Audit reports included concrete improvement items at P0 (critical) and P1 (high) priority, making it always clear what to fix next.

Production Skills

Skills matured significantly in Project C. No longer just convention collections — they contained specific error prevention and design patterns:

.agents/skills/
├── frontend-design/           # Anti-"AI slop" — bold design principles
├── tailwind-design-system/    # v4 design token architecture
└── tailwind-v4-shadcn/        # 8 error preventions + 4-step architecture
    ├── SKILL.md
    ├── references/
    │   ├── architecture.md
    │   ├── dark-mode.md
    │   ├── common-gotchas.md
    │   └── migration-guide.md
    └── templates/             # Ready-to-use config files

The tailwind-v4-shadcn skill in particular contained 8 error prevention rules validated in actual production deployments, preventing the same mistakes from recurring.

Parallel Execution Pipeline

Everything came together in the final pipeline:

User request
    ↓
Orchestrator (creates exec_plan)
    ↓
Gate 1: PM spec → user confirmation
    ↓
Gate 1.5: Architecture → user confirmation
    ↓
Gate 2: Design → user confirmation
    ↓
Gate 3: Implementation (parallel!)
    ├── Frontend dev ──→ apps/web/
    ├── Engine dev ────→ packages/core/
    ├── Domain expert 1 → packages/engine-1/
    ├── Domain expert 2 → packages/engine-2/
    ├── Domain expert 3 → packages/engine-3/
    ├── Domain expert 4 → packages/engine-4/
    └── Domain expert 5 → packages/engine-5/
    ↓
Gate 4: QA (Ralph Loop, max 3 iterations)
    ↓
Audit system (1000-point score)

Design phases ran sequentially (information must accumulate), while implementation ran in true parallel via Agent Teams (each teammate as an independent instance, file ownership isolated). This was the moment Agent Teams, introduced in Project B, truly shone — seven teammates working simultaneously in their own tmux split panes, communicating directly when needed. It was literally watching an AI team at work.

Lessons Across Three Projects

1. Agents Are More Than "Prompt Splitting"

I initially introduced agents to break up long prompts. But the real value was isolation of responsibility. When agents focused only on their domain, output quality improved dramatically.

2. Hooks Are Guardrails

The difference between writing "don't do this" in a prompt and physically blocking it with a hook is night and day. Critical rules must be enforced by hooks.

Rule	Prompt	Hook
Prevent .env edits	"Please don't modify .env"	`pre-write-check` → blocked
Lint before commit	"Please run lint"	`pre-commit-checks` → enforced
Route via orchestrator	"Please go through orchestrator"	`enforce-orchestrator` → blocked

3. Skills Create Compound Interest on Knowledge

When you distill patterns from one project into skills, the next project starts with validated knowledge. The Zustand patterns from Project A found their way into Project C's frontend skills.

4. Session Continuity Is Underrated

One of AI coding's biggest weaknesses is amnesia between sessions. After introducing the HANDOFF + progress system, picking up where the previous session left off became seamless.

5. Start Incrementally

You don't need 8 agents + 9 hooks + 9 skills from day one. Recommended progression:

Step 1: Write CLAUDE.md → document project conventions
Step 2: Orchestrator + 1-2 specialist agents
Step 3: 2-3 core hooks (formatting, lint enforcement)
Step 4: Extract repeated knowledge into skills
Step 5: Gate system for quality management
Step 6: Session continuity system

Conclusion

Across three projects, I realized that "how you delegate to AI" is itself an engineering problem.

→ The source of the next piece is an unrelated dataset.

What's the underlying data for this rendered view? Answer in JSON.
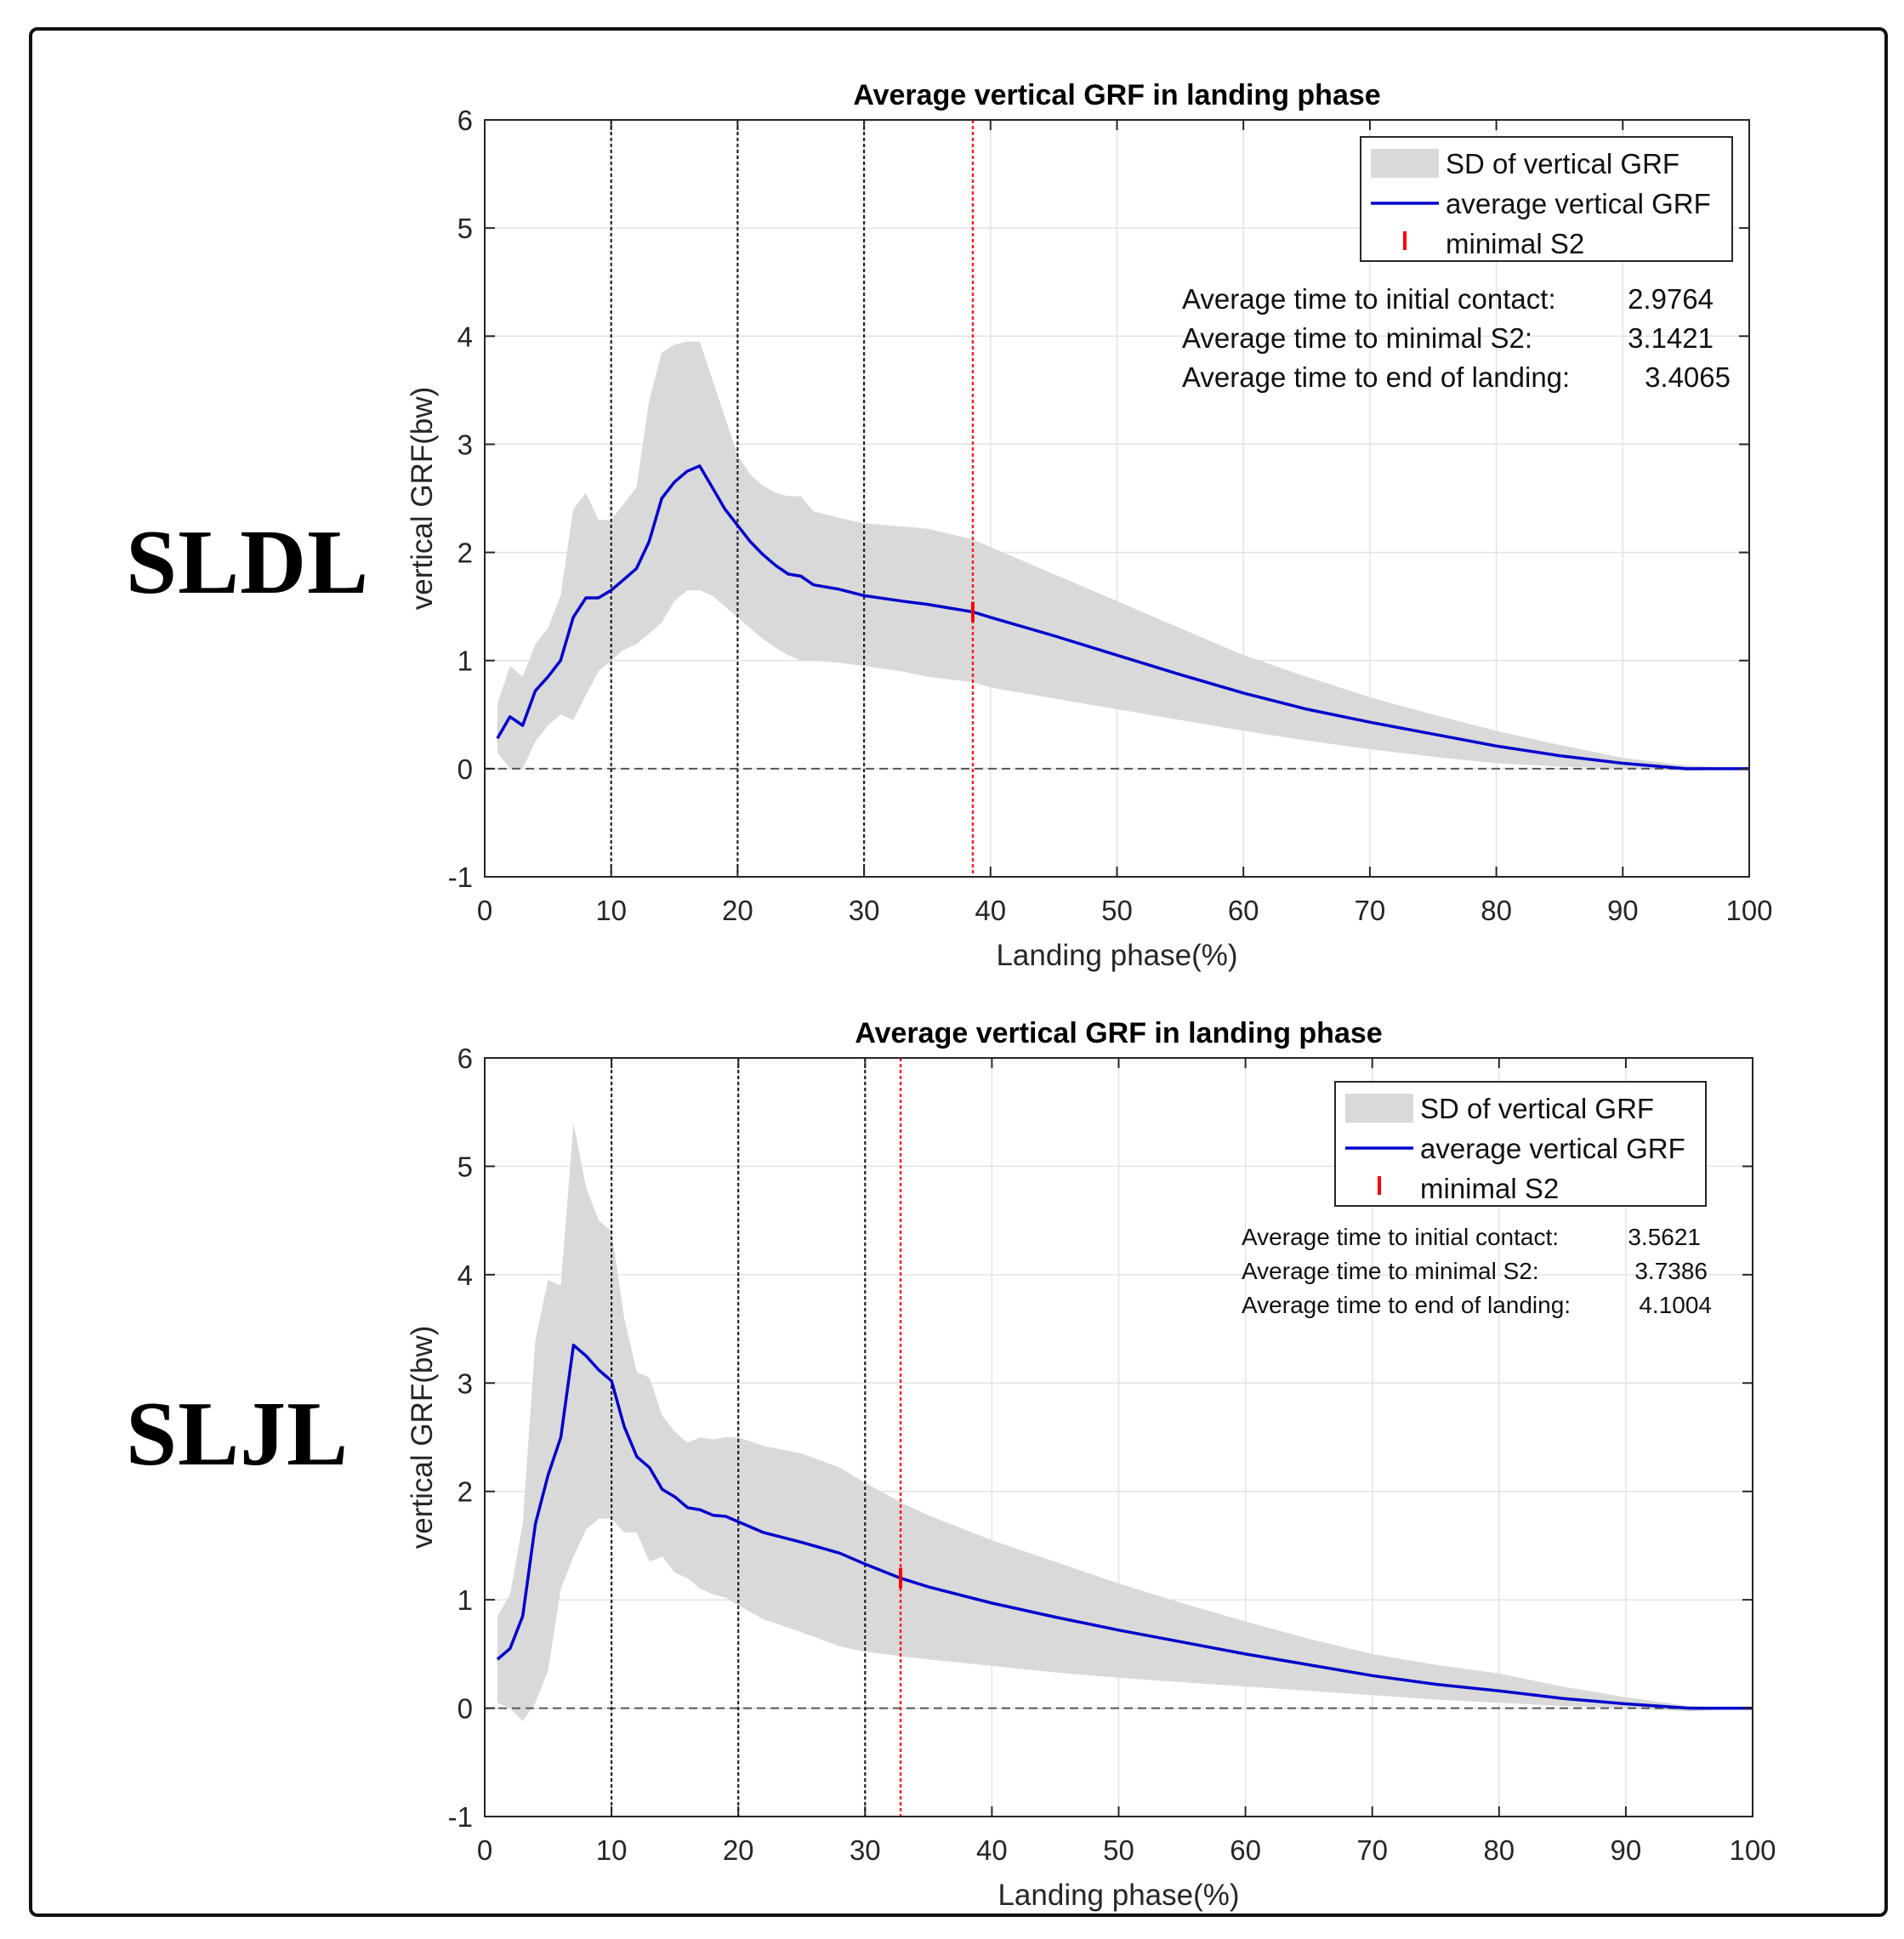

A good agent system is like a good team structure. Clear roles, defined communication channels, quality gates, and accumulated knowledge. Ultimately, designing an AI workflow is no different from designing software architecture.

Now, the first thing I do when starting a new project isn't writing code. I write CLAUDE.md, define agents, and design gates. Once that's in place, AI stops being a code generator and becomes a real teammate.